The Delphi consensus study on the transfer of patients from district general hospitals to vascular centres analysed ten areas of process of care from the diagnosis of rAAA through to the necessary conditions in the receiving hospital. 4 The study demonstrated broad agreement about the type of patient who should be eligible for transfer but disagreements about patient management before and during transfer. Subsequently, in collaboration with the College of Emergency Medicine and others, the guidance document was developed. This document contains six key steps, which are summarised below. They are pragmatic to ensure that patients have rapid diagnosis, appropriate immediate management to prevent deterioration, and rapid and equitable access to expert vascular care.

A clinical diagnosis of rAAA by an experienced emergency department doctor is sufficient to transfer patients to a vascular centre. The use of ultrasonography by trained personnel is useful if the presence of an AAA is suspected (but ultrasonography cannot make the diagnosis of rupture). Computed tomography (CT) is helpful in the diagnosis of rAAA but should not delay patient transfer. It is better to perform CT in the vascular centres rather than delay transfer.

An assessment of premorbid conditions (including advanced directive) should be performed in all patients. It is inappropriate to transfer patients who have suffered a cardiac arrest in this illness. The other guidance is pragmatic. In very frail patients or where there are other concerns, consultant involvement in the discussion is helpful.

Patients at the general hospital do not require assessment by a general surgeon. An experienced emergency department doctor is sufficient to make the diagnosis and refer patients.

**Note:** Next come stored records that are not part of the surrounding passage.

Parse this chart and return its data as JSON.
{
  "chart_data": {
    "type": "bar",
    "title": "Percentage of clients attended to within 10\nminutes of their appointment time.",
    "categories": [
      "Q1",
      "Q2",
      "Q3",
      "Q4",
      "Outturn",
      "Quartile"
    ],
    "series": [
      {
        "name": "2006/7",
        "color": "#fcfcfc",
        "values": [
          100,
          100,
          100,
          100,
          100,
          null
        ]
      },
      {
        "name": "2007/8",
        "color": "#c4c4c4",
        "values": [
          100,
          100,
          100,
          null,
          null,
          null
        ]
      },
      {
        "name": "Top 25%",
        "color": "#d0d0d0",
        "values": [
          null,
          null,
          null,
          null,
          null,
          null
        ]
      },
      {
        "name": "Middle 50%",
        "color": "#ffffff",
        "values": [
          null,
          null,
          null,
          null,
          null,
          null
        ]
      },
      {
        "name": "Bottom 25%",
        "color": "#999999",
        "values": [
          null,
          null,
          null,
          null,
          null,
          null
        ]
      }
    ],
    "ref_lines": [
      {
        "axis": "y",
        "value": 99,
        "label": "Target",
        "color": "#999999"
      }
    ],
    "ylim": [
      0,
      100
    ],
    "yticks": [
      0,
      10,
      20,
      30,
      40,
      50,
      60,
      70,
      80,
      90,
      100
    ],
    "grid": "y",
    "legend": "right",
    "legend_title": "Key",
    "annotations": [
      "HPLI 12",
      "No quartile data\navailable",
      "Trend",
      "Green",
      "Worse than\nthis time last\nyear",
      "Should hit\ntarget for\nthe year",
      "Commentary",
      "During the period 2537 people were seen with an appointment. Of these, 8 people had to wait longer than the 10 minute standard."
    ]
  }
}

All patients should have continuous vital sign monitoring during assessment and transfer. Investigations should not delay the transfer and none are essential. Intravenous access is the only necessary invasive procedure required. Permissive hypotension should be instituted with small boluses of fluids given only if necessary to maintain a systolic blood pressure of >70mmHg. Aggressive fluid resuscitation should be avoided.

The transfer of the patient should be as swift as possible. The next available ambulance (‘time critical transfer’) is appropriate. A paramedic crew is preferred but not essential. Any imaging should be transferred with the patient or electronically (not allowed to delay). No blood should be transferred with the patient (as it cannot be used at the receiving vascular unit).

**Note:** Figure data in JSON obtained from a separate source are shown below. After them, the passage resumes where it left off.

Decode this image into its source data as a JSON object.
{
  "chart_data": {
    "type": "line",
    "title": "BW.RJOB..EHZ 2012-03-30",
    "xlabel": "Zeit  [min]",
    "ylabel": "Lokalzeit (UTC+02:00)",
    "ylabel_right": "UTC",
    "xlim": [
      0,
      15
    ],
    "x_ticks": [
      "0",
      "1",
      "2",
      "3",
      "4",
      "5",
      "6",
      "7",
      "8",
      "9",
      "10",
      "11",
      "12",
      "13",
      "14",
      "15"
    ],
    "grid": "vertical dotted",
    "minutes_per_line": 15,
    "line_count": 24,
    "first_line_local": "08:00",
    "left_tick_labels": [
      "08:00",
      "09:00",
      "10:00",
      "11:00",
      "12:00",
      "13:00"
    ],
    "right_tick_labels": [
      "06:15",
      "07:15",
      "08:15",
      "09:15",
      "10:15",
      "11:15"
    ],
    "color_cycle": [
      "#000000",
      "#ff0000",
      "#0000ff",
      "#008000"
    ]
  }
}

Patients should be transferred to an area that offers critical care facilities. This will depend on the local arrangements and the ambulance should be informed of the destination prior to transfer. After agreement to accept the patient, the vascular consultant/senior trainee should put in place all necessary arrangements to manage the patient expeditiously on arrival. It is expected that formal protocols of care will exist in the vascular unit to facilitate management of patients with rAAA (although this is beyond the scope of the guidance).

An audit standard has been introduced with the new guidelines. All appropriate patients with rAAA should be transferred to specialist vascular care within 30 minutes of the diagnosis of rAAA being made.

RAAA is a good example of a surgical emergency where patients stand to benefit from the introduction of guidelines and audit standards.